このような考え方は、人間の能動的な生の意味を問い直します。もし全てが決まっているなら、努力する意味はあるのか?しかし、ヴォネガットは単に虚無主義を唱えているわけではありません。むしろ、抗いようのない悲惨な現実(戦争)の中で、人間がいかにして生きていくか、死という普遍的な出来事にどう向き合うかという問いを、「そういうものだ」という言葉の反復を通して投げかけているのです。

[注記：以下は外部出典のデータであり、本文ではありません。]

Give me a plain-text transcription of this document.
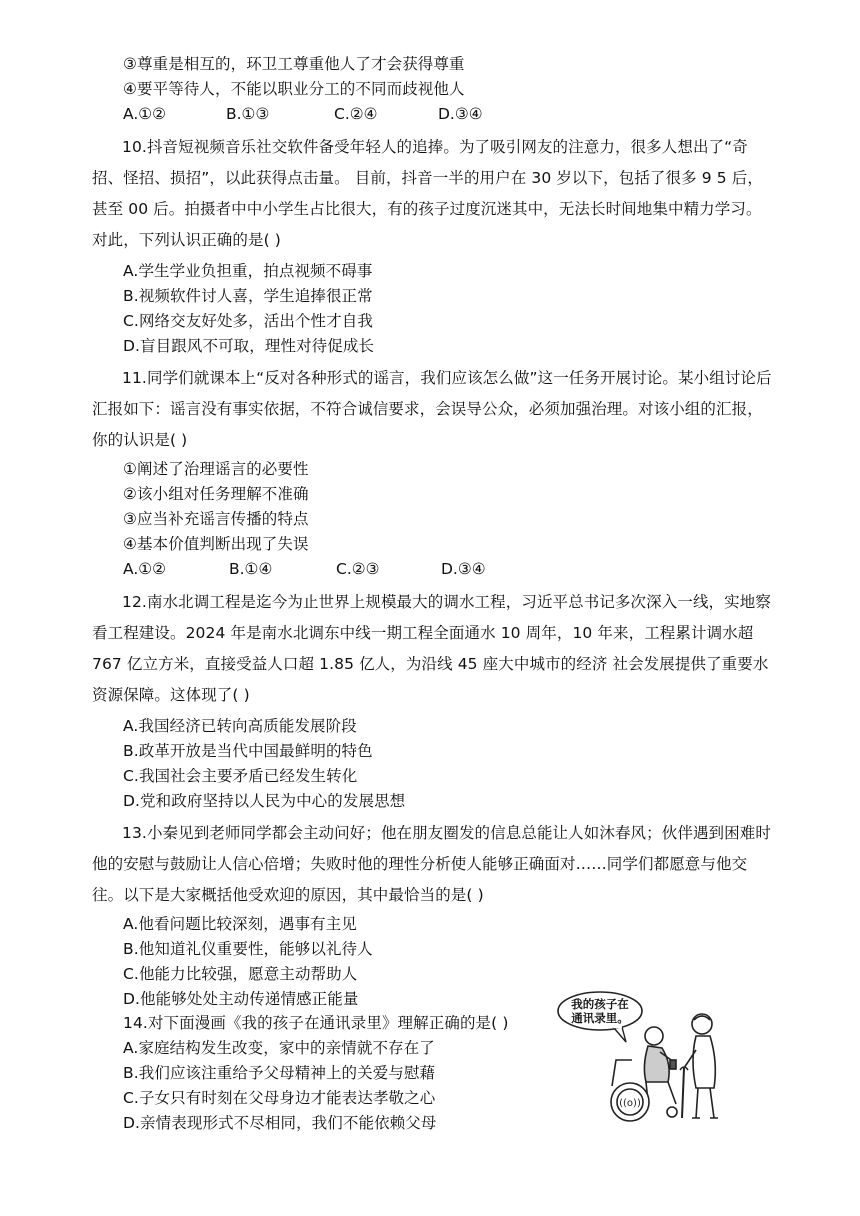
③尊重是相互的，环卫工尊重他人了才会获得尊重
④要平等待人，不能以职业分工的不同而歧视他人
A.①②	B.①③	C.②④	D.③④
10.抖音短视频音乐社交软件备受年轻人的追捧。为了吸引网友的注意力，很多人想出了“奇招、怪招、损招”，以此获得点击量。 目前，抖音一半的用户在 30 岁以下，包括了很多 9 5 后，甚至 00 后。拍摄者中中小学生占比很大，有的孩子过度沉迷其中，无法长时间地集中精力学习。对此，下列认识正确的是( )
A.学生学业负担重，拍点视频不碍事
B.视频软件讨人喜，学生追捧很正常
C.网络交友好处多，活出个性才自我
D.盲目跟风不可取，理性对待促成长
11.同学们就课本上“反对各种形式的谣言，我们应该怎么做”这一任务开展讨论。某小组讨论后汇报如下：谣言没有事实依据，不符合诚信要求，会误导公众，必须加强治理。对该小组的汇报，你的认识是( )
①阐述了治理谣言的必要性
②该小组对任务理解不准确
③应当补充谣言传播的特点
④基本价值判断出现了失误
A.①②	B.①④	C.②③	D.③④
12.南水北调工程是迄今为止世界上规模最大的调水工程，习近平总书记多次深入一线，实地察看工程建设。2024 年是南水北调东中线一期工程全面通水 10 周年，10 年来，工程累计调水超 767 亿立方米，直接受益人口超 1.85 亿人，为沿线 45 座大中城市的经济 社会发展提供了重要水资源保障。这体现了( )
A.我国经济已转向高质能发展阶段
B.政革开放是当代中国最鲜明的特色
C.我国社会主要矛盾已经发生转化
D.党和政府坚持以人民为中心的发展思想
13.小秦见到老师同学都会主动问好；他在朋友圈发的信息总能让人如沐春风；伙伴遇到困难时他的安慰与鼓励让人信心倍增；失败时他的理性分析使人能够正确面对……同学们都愿意与他交往。以下是大家概括他受欢迎的原因，其中最恰当的是( )
A.他看问题比较深刻，遇事有主见
B.他知道礼仪重要性，能够以礼待人
C.他能力比较强，愿意主动帮助人
D.他能够处处主动传递情感正能量
14.对下面漫画《我的孩子在通讯录里》理解正确的是( )
A.家庭结构发生改变，家中的亲情就不存在了
B.我们应该注重给予父母精神上的关爱与慰藉
C.子女只有时刻在父母身边才能表达孝敬之心
D.亲情表现形式不尽相同，我们不能依赖父母
我的孩子在
通讯录里。
((o))
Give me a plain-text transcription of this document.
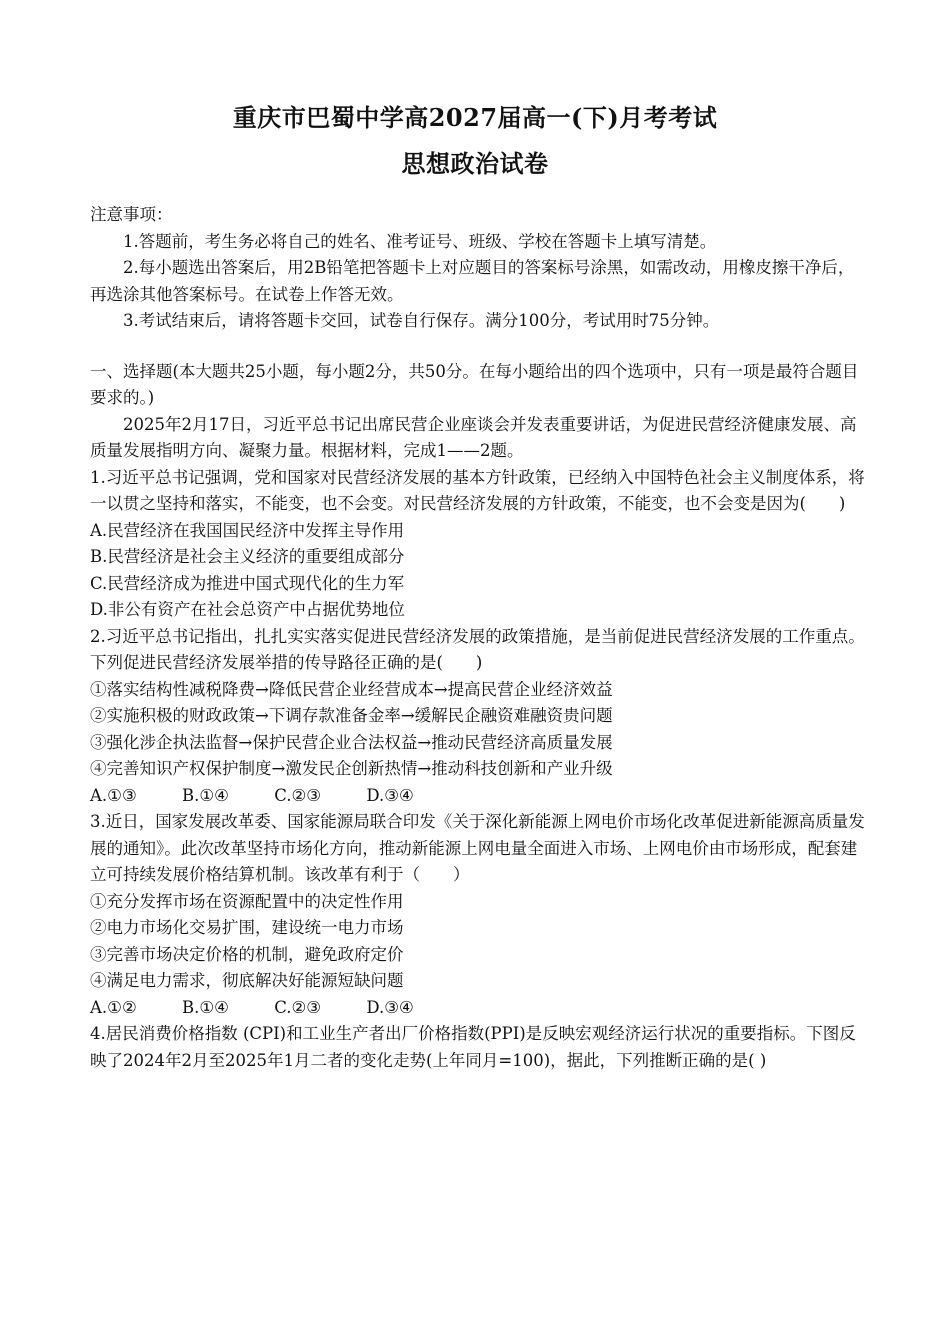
重庆市巴蜀中学高2027届高一(下)月考考试
思想政治试卷

注意事项：

1.答题前，考生务必将自己的姓名、准考证号、班级、学校在答题卡上填写清楚。

2.每小题选出答案后，用2B铅笔把答题卡上对应题目的答案标号涂黑，如需改动，用橡皮擦干净后，再选涂其他答案标号。在试卷上作答无效。

3.考试结束后，请将答题卡交回，试卷自行保存。满分100分，考试用时75分钟。

一、选择题(本大题共25小题，每小题2分，共50分。在每小题给出的四个选项中，只有一项是最符合题目要求的。)

2025年2月17日，习近平总书记出席民营企业座谈会并发表重要讲话，为促进民营经济健康发展、高质量发展指明方向、凝聚力量。根据材料，完成1——2题。

1.习近平总书记强调，党和国家对民营经济发展的基本方针政策，已经纳入中国特色社会主义制度体系，将一以贯之坚持和落实，不能变，也不会变。对民营经济发展的方针政策，不能变，也不会变是因为(　　)

A.民营经济在我国国民经济中发挥主导作用

B.民营经济是社会主义经济的重要组成部分

C.民营经济成为推进中国式现代化的生力军

D.非公有资产在社会总资产中占据优势地位

2.习近平总书记指出，扎扎实实落实促进民营经济发展的政策措施，是当前促进民营经济发展的工作重点。下列促进民营经济发展举措的传导路径正确的是(　　)

①落实结构性减税降费→降低民营企业经营成本→提高民营企业经济效益

②实施积极的财政政策→下调存款准备金率→缓解民企融资难融资贵问题

③强化涉企执法监督→保护民营企业合法权益→推动民营经济高质量发展

④完善知识产权保护制度→激发民企创新热情→推动科技创新和产业升级

A.①③	B.①④	C.②③	D.③④

3.近日，国家发展改革委、国家能源局联合印发《关于深化新能源上网电价市场化改革促进新能源高质量发展的通知》。此次改革坚持市场化方向，推动新能源上网电量全面进入市场、上网电价由市场形成，配套建立可持续发展价格结算机制。该改革有利于（　　）

①充分发挥市场在资源配置中的决定性作用

②电力市场化交易扩围，建设统一电力市场

③完善市场决定价格的机制，避免政府定价

④满足电力需求，彻底解决好能源短缺问题

A.①②	B.①④	C.②③	D.③④

4.居民消费价格指数 (CPI)和工业生产者出厂价格指数(PPI)是反映宏观经济运行状况的重要指标。下图反映了2024年2月至2025年1月二者的变化走势(上年同月=100)，据此，下列推断正确的是( )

このフレーズは、読者に自身の人生における困難や悲劇に直面した際に、どのように反応すべきかについて内省を促します。感情的に取り乱す代わりに、あるいは無力感に打ちひしがれる代わりに、「そういうものだ」と静かに受け入れることは、ある種の精神的な安定をもたらすかもしれません。しかし、それは単なる諦めではなく、抗えない現実の中で、それでもなお可能な限り「良い瞬間」を探し求めること、あるいは目の前の瞬間に集中することの重要性を示唆しているとも解釈できます。トラルファマドール星人が美しく、良い瞬間を鑑賞することに価値を置くように、人間の生もまた、抗いがたい死や不条理の中で、かけがえのない瞬間を積み重ねていくことに意味を見出すのかもしれません。

結論

カート・ヴォネガットの『スローターハウス5』は、戦争がもたらす無数の死という極限的な状況を、時間の混乱と異星人の独特な視点を通して描くことで、私たち自身の生と死、そして時間に対する認識を根底から揺さぶる作品です。ドレスデン爆撃で描かれる無意味な大量死は、生の脆弱さと世界の不条理を強烈に印象づけます。一方、トラルファマドール星人の時間観と彼らが口にする「そういうものだ」というフレーズは、死という出来事を感情的な重みから解放し、遍在する普遍的な現象として捉え直す視点を提供します。

「そういうものだ」という言葉は、単なる諦念ではなく、抗いがたい現実や避けられない死に対するある種の受容、そして全ての瞬間が宇宙の永遠性の中で同時に存在するという達観を示唆しています。この視点は、読者に対し、自身の人生における困難や悲劇、そして最も避けがたい出来事である「死」に対して、どのように向き合うべきかという深い内省を促します。直線的な時間の中で、目的や意味を探し求めがちな私たち人間にとって、『スローターハウス5』が提示する時間の非線形性と死の普遍性は、自身の有限な生をどのように捉え直し、限られた時間の中でいかなる瞬間に価値を見出すかという、根源的な問いを投げかけていると言えるでしょう。作品を読み終えた後も、「そういうものだ」というフレーズは静かに心に残り、人生の様々な局面に直面した際に、私たちの思考に微かな、しかし確かな影響を与え続けることでしょう。